Das Übersetzen ist eine freundliche, freundschaftliche Arbeit, wenn auch ähnlich intensiv wie das Schreiben. Ich nehme mir gern Zeit, wenn es möglich ist, um ein Buch zu übersetzen. Dann mache ich nichts anderes. Oft schreibe ich ja auch ein Nachwort. So habe ich die Möglichkeit, noch länger in dem jeweiligen Universum zu bleiben, auch literaturhistorisch zu forschen. Niemand liest ein Buch so gründlich wie ein Übersetzer oder eine Übersetzerin. Man steigt durch Strukturen, man begreift wie etwas gebaut ist, man beschäftigt sich über Stunden mit nur einem Wort oder Satz. Das muss sich zwangsläufig auf das eigene Schreiben auswirken. Aber in welcher Weise, ist sehr geheimnisvoll und nicht ganz zu ergründen.    

Bei der Lektüre von „Das Liebespaar des Jahrhunderts“ dachte ich mir: Da erzählt dieselbe Erzählerin die Geschichte aus „Das Vorkommnis“ noch einmal, wenn auch mit einem anderen Fokus. Und vieles davon kennt man schon aus Ihrem Roman „Mit der Geschwindigkeit des Sommers“ von 2009. Warum müssen manche Geschichten Ihrer Meinung nach öfter als nur ein Mal erzählt werden?
Als Leserin liebe ich Autoren, deren Bücher am Ende eine ganze Lebensgeschichte ergeben. Peter Handke oder Peter Kurzeck gehören sicher dazu. Mit jedem Buch zeigt sich ein anderer Aspekt ihrer Biografie, ein anderer Blick darauf, ein anderer Ausschnitt. Gleichzeitig ist einem vieles vertraut, weil Bekanntes auftaucht. Kreise schließen sich. Schließlich entsteht ein ganzer Kosmos und man meint diesen Menschen zu kennen. Ähnlich ist es bei mir. Mein Leben ist mein Material, da kommt es naturgemäß zu Überschneidungen. Die zu betonen, oder sie sogar zu widerlegen, von einem Buch zum nächsten, ist ein Reiz für mich. Wir verändern uns ja auch im Laufe des Lebens und blicken jeweils anders auf zurückliegende Situationen. Aber letztlich ergänzt sich alles, selbst das Disparate.

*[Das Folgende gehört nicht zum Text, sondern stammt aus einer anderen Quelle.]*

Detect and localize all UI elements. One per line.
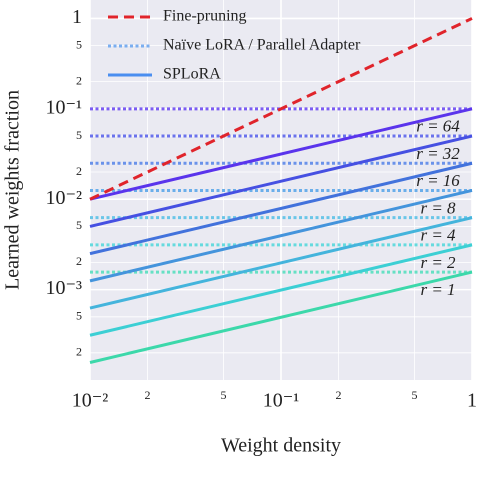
y-tick-label: 10⁻¹ — [45, 96, 82, 118]
y-tick-label: 5 — [76, 218, 82, 232]
series-line — [89, 216, 473, 310]
annotation: r = 4 — [420, 226, 456, 245]
y-tick-label: 5 — [76, 37, 82, 51]
y-tick-label: 10⁻² — [45, 187, 82, 209]
y-tick-label: 5 — [76, 128, 82, 142]
annotation: r = 32 — [416, 144, 460, 163]
series-line — [89, 134, 473, 228]
x-tick-label: 10⁻² — [72, 390, 109, 412]
annotation: r = 1 — [420, 280, 455, 299]
x-tick-label: 2 — [144, 388, 150, 402]
series-line — [89, 189, 473, 283]
y-tick-label: 10⁻³ — [45, 277, 82, 299]
legend-label: Naïve LoRA / Parallel Adapter — [163, 37, 361, 54]
y-axis-label: Learned weights fraction — [2, 90, 24, 290]
series-line — [89, 270, 473, 364]
x-tick-label: 5 — [221, 388, 227, 402]
legend-label: SPLoRA — [163, 66, 221, 83]
y-tick-label: 1 — [72, 6, 82, 28]
annotation: r = 16 — [416, 171, 460, 190]
x-tick-label: 1 — [467, 390, 477, 412]
series-line — [89, 161, 473, 256]
y-tick-label: 2 — [76, 254, 82, 268]
annotation: r = 8 — [420, 198, 456, 217]
y-tick-label: 2 — [76, 73, 82, 87]
annotation: r = 2 — [420, 253, 456, 272]
legend-label: Fine-pruning — [163, 8, 247, 25]
x-axis-label: Weight density — [221, 435, 341, 457]
y-tick-label: 5 — [76, 309, 82, 323]
x-tick-label: 2 — [335, 388, 341, 402]
series-line — [89, 107, 473, 201]
series-line — [89, 17, 473, 201]
x-tick-label: 10⁻¹ — [263, 390, 300, 412]
annotation: r = 64 — [416, 117, 460, 136]
x-tick-label: 5 — [412, 388, 418, 402]
series-line — [89, 243, 473, 337]
y-tick-label: 2 — [76, 164, 82, 178]
y-tick-label: 2 — [76, 345, 82, 359]
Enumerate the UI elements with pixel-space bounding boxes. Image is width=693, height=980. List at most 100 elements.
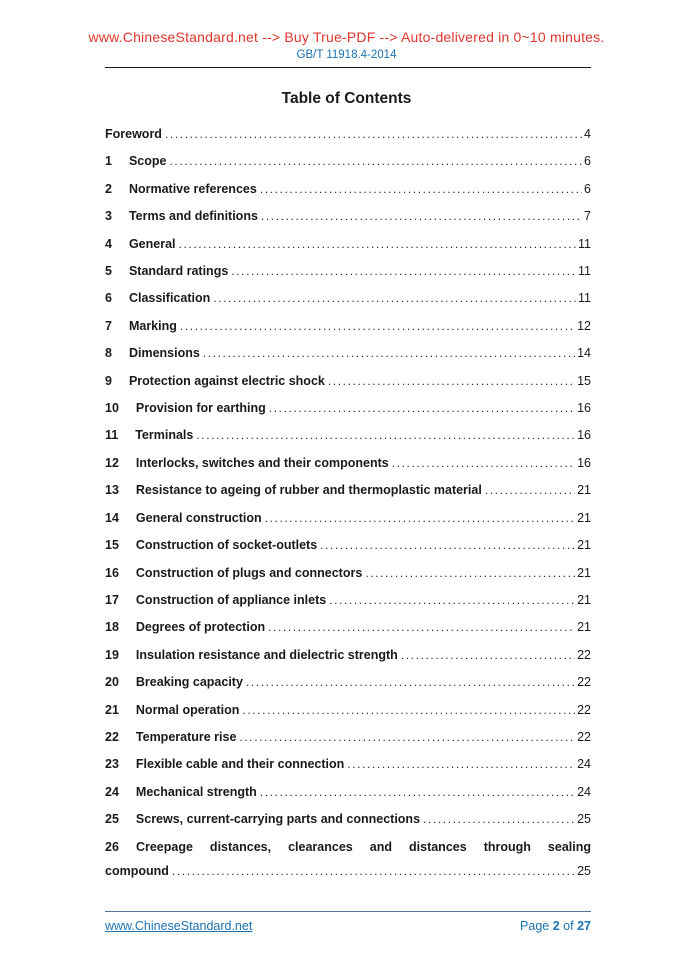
toc-entry: 25 Screws, current-carrying parts and con…: [105, 806, 591, 833]
dot-leader: [239, 724, 575, 751]
toc-entry: 4 General 11: [105, 231, 591, 258]
toc-entry-page-number: 16: [577, 401, 591, 416]
toc-entry: 7 Marking 12: [105, 313, 591, 340]
toc-entry: 13 Resistance to ageing of rubber and the…: [105, 477, 591, 504]
toc-entry-number: 19: [105, 647, 119, 662]
toc-entry-number: 5: [105, 264, 112, 279]
dot-leader: [203, 340, 575, 367]
dot-leader: [180, 313, 575, 340]
of-word: of: [563, 919, 574, 933]
toc-entry-title: General: [128, 236, 176, 251]
toc-entry-page-number: 11: [578, 264, 591, 279]
dot-leader: [196, 422, 575, 449]
toc-entry: 19 Insulation resistance and dielectric s…: [105, 642, 591, 669]
toc-entry-number: 12: [105, 455, 119, 470]
toc-entry-title: Terms and definitions: [128, 209, 258, 224]
toc-entry-number: 10: [105, 401, 119, 416]
header-divider: [105, 67, 591, 68]
toc-entry-number: 21: [105, 702, 119, 717]
dot-leader: [365, 560, 575, 587]
dot-leader: [265, 505, 575, 532]
toc-entry-number: 7: [105, 318, 112, 333]
toc-entry-number: 13: [105, 483, 119, 498]
toc-entry-title: Degrees of protection: [135, 620, 266, 635]
page-word: Page: [520, 919, 550, 933]
toc-entry-title: Temperature rise: [135, 729, 237, 744]
dot-leader: [320, 532, 575, 559]
dot-leader: [172, 861, 575, 882]
dot-leader: [485, 477, 575, 504]
toc-entry-title: Normal operation: [135, 702, 240, 717]
dot-leader: [401, 642, 575, 669]
toc-entry-number: 17: [105, 592, 119, 607]
toc-entry-title: Scope: [128, 154, 167, 169]
toc-entry: 9 Protection against electric shock 15: [105, 368, 591, 395]
toc-entry: 6 Classification 11: [105, 285, 591, 312]
toc-entry-title: Breaking capacity: [135, 675, 243, 690]
dot-leader: [261, 203, 582, 230]
toc-entry-number: 16: [105, 565, 119, 580]
toc-entry: 21 Normal operation 22: [105, 697, 591, 724]
toc-entry-number: 25: [105, 812, 119, 827]
toc-entry-title: Construction of plugs and connectors: [135, 565, 363, 580]
dot-leader: [242, 697, 575, 724]
toc-entry: 11 Terminals 16: [105, 422, 591, 449]
toc-entry-number: 4: [105, 236, 112, 251]
toc-entry-title: Provision for earthing: [135, 401, 266, 416]
toc-entry: 3 Terms and definitions 7: [105, 203, 591, 230]
toc-entry-title: Screws, current-carrying parts and conne…: [135, 812, 421, 827]
dot-leader: [423, 806, 575, 833]
toc-entry-title: Standard ratings: [128, 264, 229, 279]
toc-entry-number: 1: [105, 154, 112, 169]
toc-entry-number: 24: [105, 784, 119, 799]
toc-entry-page-number: 21: [577, 538, 591, 553]
toc-entry: 16 Construction of plugs and connectors 21: [105, 560, 591, 587]
toc-entry-number: 3: [105, 209, 112, 224]
dot-leader: [246, 669, 575, 696]
toc-entry-page-number: 16: [577, 428, 591, 443]
dot-leader: [329, 587, 575, 614]
total-pages: 27: [577, 919, 591, 933]
toc-entry-number: 22: [105, 729, 119, 744]
current-page-number: 2: [552, 919, 560, 933]
toc-entry-title: General construction: [135, 510, 262, 525]
toc-entry-number: 8: [105, 346, 112, 361]
toc-entry: 18 Degrees of protection 21: [105, 614, 591, 641]
toc-entry-page-number: 21: [577, 592, 591, 607]
toc-entry-page-number: 12: [577, 318, 591, 333]
toc-entry: 1 Scope 6: [105, 148, 591, 175]
toc-entry: 23 Flexible cable and their connection 24: [105, 751, 591, 778]
toc-entry-page-number: 16: [577, 455, 591, 470]
toc-entry: 24 Mechanical strength 24: [105, 779, 591, 806]
toc-entry-page-number: 21: [577, 565, 591, 580]
dot-leader: [165, 121, 582, 148]
page-footer: www.ChineseStandard.net Page 2 of 27: [105, 911, 591, 933]
toc-entry: 14 General construction 21: [105, 505, 591, 532]
toc-entry-page-number: 7: [584, 209, 591, 224]
toc-entry-title: Marking: [128, 318, 177, 333]
toc-entry-title: Insulation resistance and dielectric str…: [135, 647, 398, 662]
toc-entry-title: Dimensions: [128, 346, 200, 361]
dot-leader: [179, 231, 577, 258]
toc-entry-page-number: 11: [578, 291, 591, 306]
toc-entry: 2 Normative references 6: [105, 176, 591, 203]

Von C. F. D. Schubart stammt der Satz: „Setz deinen Wünschen nur ein Ziel, wer viel begehrt, dem mangelt viel.“ Wenn Sie sich nach all Ihren bisherigen Erfolgen ein Ziel setzen müssten: Welches wäre das?
Ein nächstes Buch schreiben, das mir etwas abverlangt und mich zugleich zufriedenstellt, weil es machbar ist.

Julia Schoch, geboren 1974 in Bad Saarow, hat Germanistik und Romanistik in Potsdam, Montpellier und Bukarest studiert und ist seit 2003 freiberufliche Autorin und Übersetzerin. Der Roman „Das Vorkommnis“ ist der erste Teil einer geplanten Trilogie mit dem Titel „Biographie einer Frau“. Der zweite Teil „Das Liebespaar des Jahrhunderts“ erschien im Februar 2023. Julia Schoch lebt mit ihrer Familie in Potsdam.

Die Preisverleihung findet am Samstag, 22. April, um 18 Uhr im Kulturbahnhof Aalen statt. Den mit 7.500 Euro dotierten Schubart-Literatur-Förderpreis der
Kreissparkasse Ostalb erhält Slata Roschal für Ihr Buch „153 Formen des Nichtseins“. Am Sonntag, 23. April um 11 Uhr werden die beiden Preisträgerinnen im Rahmen einer Matinee im Kulturbahnhof aus ihren Romanen lesen und ihre Bücher signieren.